I agree with other Corner writers who have denounced the commutation on the merits. Manning released a volume of classified material that put American lives and interests at risk; she has shown some remorse, but I highly doubt that her expressions of sorrow reflect real repentance — a deep seated acceptance that what she did was wrong, and a commitment to respect and obey the law in the future. I won’t argue about whether 35 years is too long a sentence for non-violent criminals who are unlikely to re-offend should they be released, but seven years strikes me as too short.
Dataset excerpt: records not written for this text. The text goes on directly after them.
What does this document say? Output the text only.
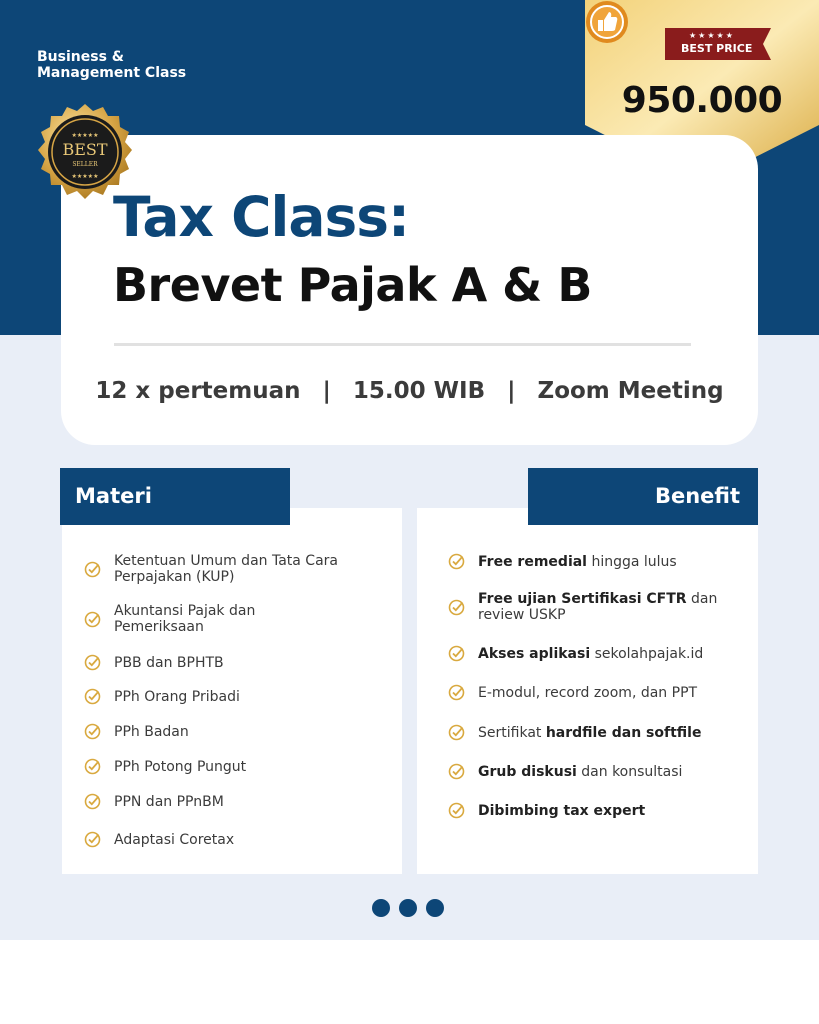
Business &
Management Class
★★★★★
BEST PRICE
950.000
BEST
SELLER
★★★★★
★★★★★
Tax Class:
Brevet Pajak A & B
12 x pertemuan | 15.00 WIB | Zoom Meeting
Materi	Benefit
Ketentuan Umum dan Tata Cara
Perpajakan (KUP)
Akuntansi Pajak dan
Pemeriksaan
PBB dan BPHTB
PPh Orang Pribadi
PPh Badan
PPh Potong Pungut
PPN dan PPnBM
Adaptasi Coretax
Free remedial hingga lulus
Free ujian Sertifikasi CFTR dan
review USKP
Akses aplikasi sekolahpajak.id
E-modul, record zoom, dan PPT
Sertifikat hardfile dan softfile
Grub diskusi dan konsultasi
Dibimbing tax expert
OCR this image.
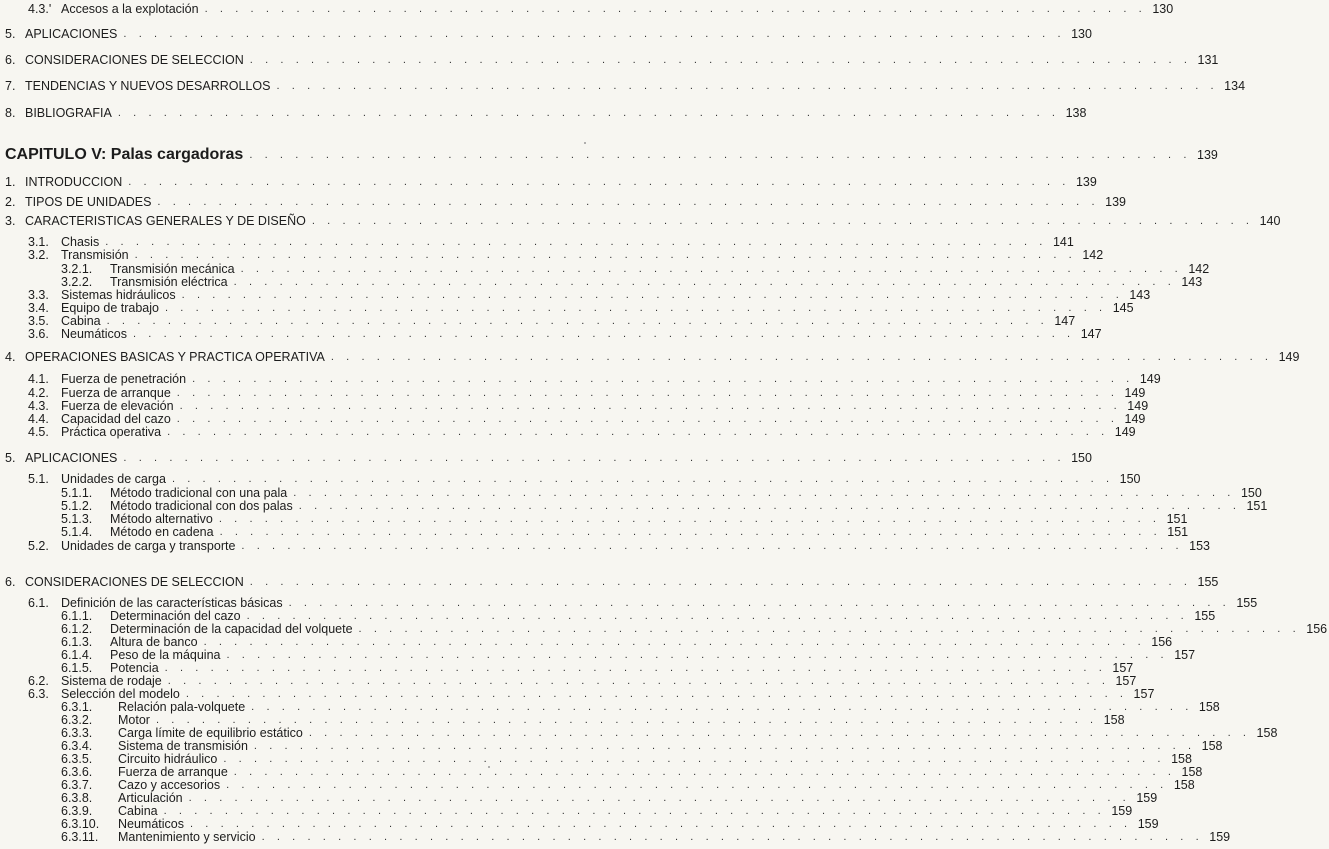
4.3.' Accesos a la explotación . . . . . . . . . . . . . . . . . . . . . . . . . . . . . . . . . . . . . . . . . . . . . . . . . . . . . . . . . . . . . . 130
5. APLICACIONES . . . . . . . . . . . . . . . . . . . . . . . . . . . . . . . . . . . . . . . . . . . . . . . . . . . . . . . . . . . . . . 130
6. CONSIDERACIONES DE SELECCION . . . . . . . . . . . . . . . . . . . . . . . . . . . . . . . . . . . . . . . . . . . . . . . . . . . . . . . . . . . . . . 131
7. TENDENCIAS Y NUEVOS DESARROLLOS . . . . . . . . . . . . . . . . . . . . . . . . . . . . . . . . . . . . . . . . . . . . . . . . . . . . . . . . . . . . . . 134
8. BIBLIOGRAFIA . . . . . . . . . . . . . . . . . . . . . . . . . . . . . . . . . . . . . . . . . . . . . . . . . . . . . . . . . . . . . . 138
CAPITULO V: Palas cargadoras . . . . . . . . . . . . . . . . . . . . . . . . . . . . . . . . . . . . . . . . . . . . . . . . . . . . . . . . . . . . . . 139
1. INTRODUCCION . . . . . . . . . . . . . . . . . . . . . . . . . . . . . . . . . . . . . . . . . . . . . . . . . . . . . . . . . . . . . . 139
2. TIPOS DE UNIDADES . . . . . . . . . . . . . . . . . . . . . . . . . . . . . . . . . . . . . . . . . . . . . . . . . . . . . . . . . . . . . . 139
3. CARACTERISTICAS GENERALES Y DE DISEÑO . . . . . . . . . . . . . . . . . . . . . . . . . . . . . . . . . . . . . . . . . . . . . . . . . . . . . . . . . . . . . . 140
3.1. Chasis . . . . . . . . . . . . . . . . . . . . . . . . . . . . . . . . . . . . . . . . . . . . . . . . . . . . . . . . . . . . . . 141
3.2. Transmisión . . . . . . . . . . . . . . . . . . . . . . . . . . . . . . . . . . . . . . . . . . . . . . . . . . . . . . . . . . . . . . 142
3.2.1.	Transmisión mecánica . . . . . . . . . . . . . . . . . . . . . . . . . . . . . . . . . . . . . . . . . . . . . . . . . . . . . . . . . . . . . . 142
3.2.2.	Transmisión eléctrica . . . . . . . . . . . . . . . . . . . . . . . . . . . . . . . . . . . . . . . . . . . . . . . . . . . . . . . . . . . . . . 143
3.3. Sistemas hidráulicos . . . . . . . . . . . . . . . . . . . . . . . . . . . . . . . . . . . . . . . . . . . . . . . . . . . . . . . . . . . . . . 143
3.4. Equipo de trabajo . . . . . . . . . . . . . . . . . . . . . . . . . . . . . . . . . . . . . . . . . . . . . . . . . . . . . . . . . . . . . . 145
3.5. Cabina . . . . . . . . . . . . . . . . . . . . . . . . . . . . . . . . . . . . . . . . . . . . . . . . . . . . . . . . . . . . . . 147
3.6. Neumáticos . . . . . . . . . . . . . . . . . . . . . . . . . . . . . . . . . . . . . . . . . . . . . . . . . . . . . . . . . . . . . . 147
4. OPERACIONES BASICAS Y PRACTICA OPERATIVA . . . . . . . . . . . . . . . . . . . . . . . . . . . . . . . . . . . . . . . . . . . . . . . . . . . . . . . . . . . . . . 149
4.1. Fuerza de penetración . . . . . . . . . . . . . . . . . . . . . . . . . . . . . . . . . . . . . . . . . . . . . . . . . . . . . . . . . . . . . . 149
4.2. Fuerza de arranque . . . . . . . . . . . . . . . . . . . . . . . . . . . . . . . . . . . . . . . . . . . . . . . . . . . . . . . . . . . . . . 149
4.3. Fuerza de elevación . . . . . . . . . . . . . . . . . . . . . . . . . . . . . . . . . . . . . . . . . . . . . . . . . . . . . . . . . . . . . . 149
4.4. Capacidad del cazo . . . . . . . . . . . . . . . . . . . . . . . . . . . . . . . . . . . . . . . . . . . . . . . . . . . . . . . . . . . . . . 149
4.5. Práctica operativa . . . . . . . . . . . . . . . . . . . . . . . . . . . . . . . . . . . . . . . . . . . . . . . . . . . . . . . . . . . . . . 149
5. APLICACIONES . . . . . . . . . . . . . . . . . . . . . . . . . . . . . . . . . . . . . . . . . . . . . . . . . . . . . . . . . . . . . . 150
5.1. Unidades de carga . . . . . . . . . . . . . . . . . . . . . . . . . . . . . . . . . . . . . . . . . . . . . . . . . . . . . . . . . . . . . . 150
5.1.1.	Método tradicional con una pala . . . . . . . . . . . . . . . . . . . . . . . . . . . . . . . . . . . . . . . . . . . . . . . . . . . . . . . . . . . . . . 150
5.1.2.	Método tradicional con dos palas . . . . . . . . . . . . . . . . . . . . . . . . . . . . . . . . . . . . . . . . . . . . . . . . . . . . . . . . . . . . . . 151
5.1.3.	Método alternativo . . . . . . . . . . . . . . . . . . . . . . . . . . . . . . . . . . . . . . . . . . . . . . . . . . . . . . . . . . . . . . 151
5.1.4.	Método en cadena . . . . . . . . . . . . . . . . . . . . . . . . . . . . . . . . . . . . . . . . . . . . . . . . . . . . . . . . . . . . . . 151
5.2. Unidades de carga y transporte . . . . . . . . . . . . . . . . . . . . . . . . . . . . . . . . . . . . . . . . . . . . . . . . . . . . . . . . . . . . . . 153
6. CONSIDERACIONES DE SELECCION . . . . . . . . . . . . . . . . . . . . . . . . . . . . . . . . . . . . . . . . . . . . . . . . . . . . . . . . . . . . . . 155
6.1. Definición de las características básicas . . . . . . . . . . . . . . . . . . . . . . . . . . . . . . . . . . . . . . . . . . . . . . . . . . . . . . . . . . . . . . 155
6.1.1.	Determinación del cazo . . . . . . . . . . . . . . . . . . . . . . . . . . . . . . . . . . . . . . . . . . . . . . . . . . . . . . . . . . . . . . 155
6.1.2.	Determinación de la capacidad del volquete . . . . . . . . . . . . . . . . . . . . . . . . . . . . . . . . . . . . . . . . . . . . . . . . . . . . . . . . . . . . . . 156
6.1.3.	Altura de banco . . . . . . . . . . . . . . . . . . . . . . . . . . . . . . . . . . . . . . . . . . . . . . . . . . . . . . . . . . . . . . 156
6.1.4.	Peso de la máquina . . . . . . . . . . . . . . . . . . . . . . . . . . . . . . . . . . . . . . . . . . . . . . . . . . . . . . . . . . . . . . 157
6.1.5.	Potencia . . . . . . . . . . . . . . . . . . . . . . . . . . . . . . . . . . . . . . . . . . . . . . . . . . . . . . . . . . . . . . 157
6.2. Sistema de rodaje . . . . . . . . . . . . . . . . . . . . . . . . . . . . . . . . . . . . . . . . . . . . . . . . . . . . . . . . . . . . . . 157
6.3. Selección del modelo . . . . . . . . . . . . . . . . . . . . . . . . . . . . . . . . . . . . . . . . . . . . . . . . . . . . . . . . . . . . . . 157
6.3.1.	Relación pala-volquete . . . . . . . . . . . . . . . . . . . . . . . . . . . . . . . . . . . . . . . . . . . . . . . . . . . . . . . . . . . . . . 158
6.3.2.	Motor . . . . . . . . . . . . . . . . . . . . . . . . . . . . . . . . . . . . . . . . . . . . . . . . . . . . . . . . . . . . . . 158
6.3.3.	Carga límite de equilibrio estático . . . . . . . . . . . . . . . . . . . . . . . . . . . . . . . . . . . . . . . . . . . . . . . . . . . . . . . . . . . . . . 158
6.3.4.	Sistema de transmisión . . . . . . . . . . . . . . . . . . . . . . . . . . . . . . . . . . . . . . . . . . . . . . . . . . . . . . . . . . . . . . 158
6.3.5.	Circuito hidráulico . . . . . . . . . . . . . . . . . . . . . . . . . . . . . . . . . . . . . . . . . . . . . . . . . . . . . . . . . . . . . . 158
6.3.6.	Fuerza de arranque . . . . . . . . . . . . . . . . . . . . . . . . . . . . . . . . . . . . . . . . . . . . . . . . . . . . . . . . . . . . . . 158
6.3.7.	Cazo y accesorios . . . . . . . . . . . . . . . . . . . . . . . . . . . . . . . . . . . . . . . . . . . . . . . . . . . . . . . . . . . . . . 158
6.3.8.	Articulación . . . . . . . . . . . . . . . . . . . . . . . . . . . . . . . . . . . . . . . . . . . . . . . . . . . . . . . . . . . . . . 159
6.3.9.	Cabina . . . . . . . . . . . . . . . . . . . . . . . . . . . . . . . . . . . . . . . . . . . . . . . . . . . . . . . . . . . . . . 159
6.3.10.	Neumáticos . . . . . . . . . . . . . . . . . . . . . . . . . . . . . . . . . . . . . . . . . . . . . . . . . . . . . . . . . . . . . . 159
6.3.11.	Mantenimiento y servicio . . . . . . . . . . . . . . . . . . . . . . . . . . . . . . . . . . . . . . . . . . . . . . . . . . . . . . . . . . . . . . 159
I understand those who view Manning as a pitiful rather than a vicious figure, unlike Oscar Lopez Rivera, to whom Obama also extended clemency. But Manning would have been eligible for parole in three years, and the parole process is designed to consider the kinds of mitigating factors that Manning’s supporters urged upon the Obama administration. That forum would have been the better one in which to consider her claims for mercy.
I will say on behalf of President Obama that at least his decision doesn’t smack of the kind of personal corruption that tainted many of Bill Clinton’s last minute pardons.
But the timing of the action is still very suspect. Obama is now the second Democratic president in a row to make highly controversial clemency decisions in the last days of his presidency, when there is no political accountability for anyone — not for the president’s party, which won’t go before the voters until long after this decision is forgotten, not for his successor, who cannot change what Obama has done, and certainly not for Obama himself, who commuted the sentence on his way out the door before going to Palm Springs.
What do we know now about the Manning case that we did not know three months ago, before the general election? What principle of equity is at stake now that was not at stake then? If the case for Manning is as strong as her supporters believe — and they, at least, have been straightforward about their position — it was strong enough for the president to have acted before the election, fully defended his actions, and accepted whatever political risks were associated with his decision.
I am a believer in the pardon power. It should be used aggressively, and without apology, where the executive believes either that a miscarriage of justice occurred in the courts or that the equities tip strongly in favor of clemency. I believe the American people would respect an executive who acted decisively and transparently in using the power, even when they disagreed with a particular decision. But these last minute commutations smell; they are yet another reason, for those looking for such reasons, to be cynical about the institutions of government and the leaders who populate them.
There is a simple remedy available. Congress should consider a constitutional amendment making clemency decisions during presidential transitions provisional only, subject to reversal by the new president within 60 days after he assumes office, and inoperative, unless confirmed by the new president, until the 60 days had passed. (Special provision could be made for death-penalty cases.)
I see no reason why the debate on such an amendment should be partisan. Presidents Clinton and Obama may have opened Pandora’s box, but there is zero reason to believe that future presidents of both parties won’t take advantage of the precedent they have set. It would be a sign of health — a small but important step towards constitutional propriety — if Congress and the states acted on a bipartisan basis to prevent these abuses. By all means, presidents should have the power to extend mercy when they think it’s justified, but they also should be required to show some principle, and some courage, in how they do it.